Más de mil mujeres forman parte ya de la negra lista de las víctimas de la violencia de género. Un millar de mujeres asesinadas por sus parejas o sus ex parejas, que ya no son víctimas de crímenes pasionales o de crímenes de honor –tal y como lo eran hace no tantos años-, sino de la violencia machista. Pero en la lista falta un puñado de mujeres, unas cuantas jóvenes asesinadas o desaparecidas, a las que la Justicia no ha podido reparar. Sus asesinos han logrado colarse por las rendijas de un Estado de Derecho que es y debe ser garantista, incluso para ellos. Siempre han sido los únicos sospechosos de los crímenes, pero la Justicia no ha podido reunir pruebas suficientes para levantar contra ellos un edificio acusatorio.

La familia de Sonia Iglesias lleva desde el 18 de agosto de 2010 convencida de que a Sonia la mató su pareja y la hizo desaparecer, un convencimiento que comparte la Policía. Julio, el único sospechoso, ha aguantado todos y cada uno de los interrogatorios de los investigadores, que le han abordado desde todos los frentes con idéntico resultado: ninguno. Incluso se ha tomado la libertad de espetar a los agentes que él no tiene ningún problema, que el problema lo tienen ellos para reunir pruebas con las que acusarle. Los agentes de la UDEV Central saben que se les acaba el tiempo. Julio está gravemente enfermo y el mayor temor de la familia y de la Policía es que se lleve a la tumba el secreto del paradero del cuerpo de Sonia. Uno de los responsables de la investigación sigue empeñado en devolver a la familia de Sonia la paz que se fue para siempre hace nueve veranos y sobre su mesa es frecuente ver planos, esquemas y mapas, buscando en ellos la pieza que aún no ha encontrado para dar con el paradero de Sonia. “No vamos a parar –dice el comisario- hasta encontrarla. No nos vamos a rendir hasta que su hermana tenga un lugar al que llevar flores”.

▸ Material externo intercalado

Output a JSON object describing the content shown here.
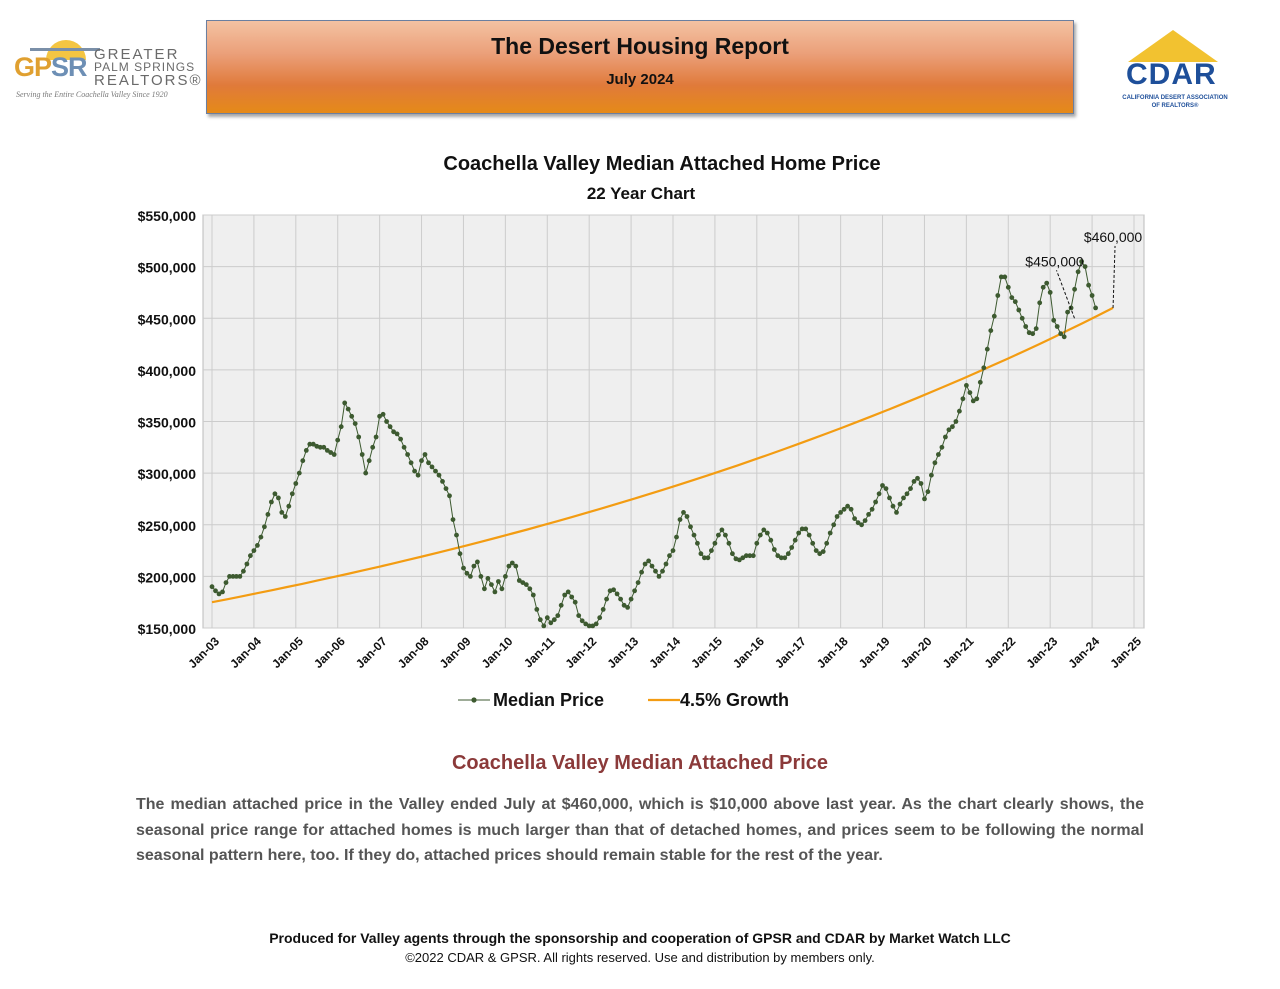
{
  "header": {
    "title": "The Desert Housing Report",
    "subtitle": "July 2024"
  },
  "logos": {
    "left": {
      "acronym_a": "GP",
      "acronym_b": "SR",
      "line1": "GREATER",
      "line2": "PALM SPRINGS",
      "line3": "REALTORS®",
      "tagline": "Serving the Entire Coachella Valley Since 1920"
    },
    "right": {
      "name": "CDAR",
      "subline1": "CALIFORNIA DESERT ASSOCIATION",
      "subline2": "OF REALTORS®"
    }
  },
  "chart_data": {
    "type": "line",
    "title": "Coachella Valley Median Attached Home Price",
    "subtitle": "22 Year Chart",
    "ylim": [
      150000,
      550000
    ],
    "yticks": [
      150000,
      200000,
      250000,
      300000,
      350000,
      400000,
      450000,
      500000,
      550000
    ],
    "ytick_labels": [
      "$150,000",
      "$200,000",
      "$250,000",
      "$300,000",
      "$350,000",
      "$400,000",
      "$450,000",
      "$500,000",
      "$550,000"
    ],
    "xlim": [
      2003.0,
      2025.0
    ],
    "xticks": [
      2003,
      2004,
      2005,
      2006,
      2007,
      2008,
      2009,
      2010,
      2011,
      2012,
      2013,
      2014,
      2015,
      2016,
      2017,
      2018,
      2019,
      2020,
      2021,
      2022,
      2023,
      2024,
      2025
    ],
    "xtick_labels": [
      "Jan-03",
      "Jan-04",
      "Jan-05",
      "Jan-06",
      "Jan-07",
      "Jan-08",
      "Jan-09",
      "Jan-10",
      "Jan-11",
      "Jan-12",
      "Jan-13",
      "Jan-14",
      "Jan-15",
      "Jan-16",
      "Jan-17",
      "Jan-18",
      "Jan-19",
      "Jan-20",
      "Jan-21",
      "Jan-22",
      "Jan-23",
      "Jan-24",
      "Jan-25"
    ],
    "grid": true,
    "legend_position": "bottom",
    "colors": {
      "median": "#3d5a30",
      "growth": "#f39c12",
      "plot_bg": "#efefef",
      "grid": "#cccccc"
    },
    "series": [
      {
        "name": "Median Price",
        "start_year": 2003.0,
        "monthly_step": true,
        "values": [
          190000,
          186000,
          183000,
          185000,
          194000,
          200000,
          200000,
          200000,
          200000,
          205000,
          212000,
          220000,
          225000,
          230000,
          238000,
          248000,
          260000,
          272000,
          280000,
          276000,
          262000,
          258000,
          268000,
          280000,
          290000,
          300000,
          312000,
          322000,
          328000,
          328000,
          326000,
          325000,
          325000,
          322000,
          320000,
          318000,
          332000,
          345000,
          368000,
          362000,
          355000,
          348000,
          335000,
          318000,
          300000,
          312000,
          325000,
          335000,
          355000,
          357000,
          350000,
          345000,
          340000,
          338000,
          333000,
          325000,
          318000,
          310000,
          302000,
          298000,
          312000,
          318000,
          310000,
          306000,
          302000,
          298000,
          292000,
          285000,
          278000,
          255000,
          240000,
          222000,
          208000,
          203000,
          200000,
          210000,
          214000,
          200000,
          188000,
          198000,
          192000,
          185000,
          195000,
          188000,
          200000,
          210000,
          213000,
          210000,
          196000,
          194000,
          192000,
          188000,
          182000,
          168000,
          158000,
          152000,
          160000,
          155000,
          158000,
          162000,
          172000,
          182000,
          185000,
          180000,
          175000,
          162000,
          157000,
          154000,
          152000,
          152000,
          154000,
          160000,
          168000,
          178000,
          186000,
          187000,
          183000,
          178000,
          172000,
          170000,
          178000,
          186000,
          194000,
          204000,
          212000,
          215000,
          210000,
          205000,
          200000,
          205000,
          212000,
          220000,
          225000,
          238000,
          255000,
          262000,
          258000,
          248000,
          240000,
          232000,
          222000,
          218000,
          218000,
          225000,
          232000,
          240000,
          245000,
          240000,
          232000,
          222000,
          217000,
          216000,
          218000,
          220000,
          220000,
          220000,
          232000,
          240000,
          245000,
          242000,
          235000,
          226000,
          220000,
          218000,
          218000,
          222000,
          228000,
          235000,
          242000,
          246000,
          246000,
          240000,
          232000,
          225000,
          222000,
          224000,
          232000,
          242000,
          250000,
          258000,
          262000,
          265000,
          268000,
          265000,
          256000,
          252000,
          250000,
          254000,
          260000,
          265000,
          272000,
          280000,
          288000,
          285000,
          276000,
          268000,
          262000,
          270000,
          276000,
          280000,
          285000,
          292000,
          295000,
          290000,
          275000,
          282000,
          298000,
          310000,
          318000,
          325000,
          335000,
          342000,
          345000,
          350000,
          360000,
          372000,
          385000,
          378000,
          370000,
          372000,
          388000,
          402000,
          420000,
          438000,
          452000,
          472000,
          490000,
          490000,
          480000,
          470000,
          466000,
          458000,
          450000,
          442000,
          436000,
          435000,
          440000,
          465000,
          480000,
          484000,
          475000,
          448000,
          442000,
          435000,
          432000,
          456000,
          460000,
          478000,
          495000,
          505000,
          500000,
          482000,
          472000,
          460000
        ]
      },
      {
        "name": "4.5% Growth",
        "start_year": 2003.0,
        "start_value": 175000,
        "end_year": 2024.5,
        "end_value": 460000
      }
    ],
    "annotations": [
      {
        "text": "$450,000",
        "x_year": 2023.58,
        "y": 450000
      },
      {
        "text": "$460,000",
        "x_year": 2024.5,
        "y": 460000
      }
    ]
  },
  "description": {
    "title": "Coachella Valley Median Attached Price",
    "body": "The median attached price in the Valley ended July at $460,000, which is $10,000 above last year. As the chart clearly shows, the seasonal price range for attached homes is much larger than that of detached homes, and prices seem to be following the normal seasonal pattern here, too. If they do, attached prices should remain stable for the rest of the year."
  },
  "footer": {
    "line1": "Produced for Valley agents through the sponsorship and cooperation of GPSR and CDAR by Market Watch LLC",
    "line2": "©2022 CDAR & GPSR.  All rights reserved.  Use and distribution by members only."
  }
}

Rosa Arcos lleva 23 años cruzándose con quien está segura de que hizo desaparecer a su hermana María José el 15 de agosto de 1996. En estos años, la Policía, primero, y la Guardia Civil, más tarde, han apretado al único sospechoso, Ramiro, su pareja de entonces. Han registrado sus propiedades, han hallado en su poder recortes con las noticias de la desaparición, pero no han encontrado ninguna prueba sólida contra él. El coche de María José, aparcado en el faro de Corrubedo, estaba impoluto, como si alguien se hubiese empeñado en borrar huellas. El responsable del Grupo de Homicidios de la Comisaría General de Policía Judicial dejó el Cuerpo con la espina de no haber aclarado la desaparición de Rosa, la misma espina que se llevó a la tumba el guardia civil que pidió registrar la casa de campo del sospechoso. El agente murió prematuramente, devorado por el cáncer, con una hoja de servicios plagada de éxitos, que para él pesaban mucho menos que ese fracaso.

Es difícil encontrar un investigador veterano que no lleve una espina clavada de este tipo. “No creo en los crímenes perfectos –dice un comisario jubilado con dos décadas de experiencias en homicidios-; cuando un crimen queda impune es por nuestros errores o porque el asesino se ha encontrado, no con uno, sino con muchos golpes de suerte”. Un veterano policía, ya retirado también, acudía periódicamente a la cárcel para visitar a un tipo al que él había logrado encerrar, pese a que el cadáver de su víctima nunca pudo ser localizado. Aún después de ser condenado –aunque solo por secuestro-, el policía seguía acudiendo a ver al preso, hasta que éste le denunció por acoso. Nunca le reveló el paradero del cadáver. Hoy, 20 años después, el agente jubilado aún habla con la familia de la víctima, con la que sigue sintiendo en deuda.

Cristina Bergua, Ángeles Zurera, Susana Acebes… Todas ellas fueron asesinadas o continúan en paradero desconocido. En todos los casos hay un sospechoso y una sospecha: fueron víctimas de la violencia de género, pero siguen siendo invisibles también es esos listados.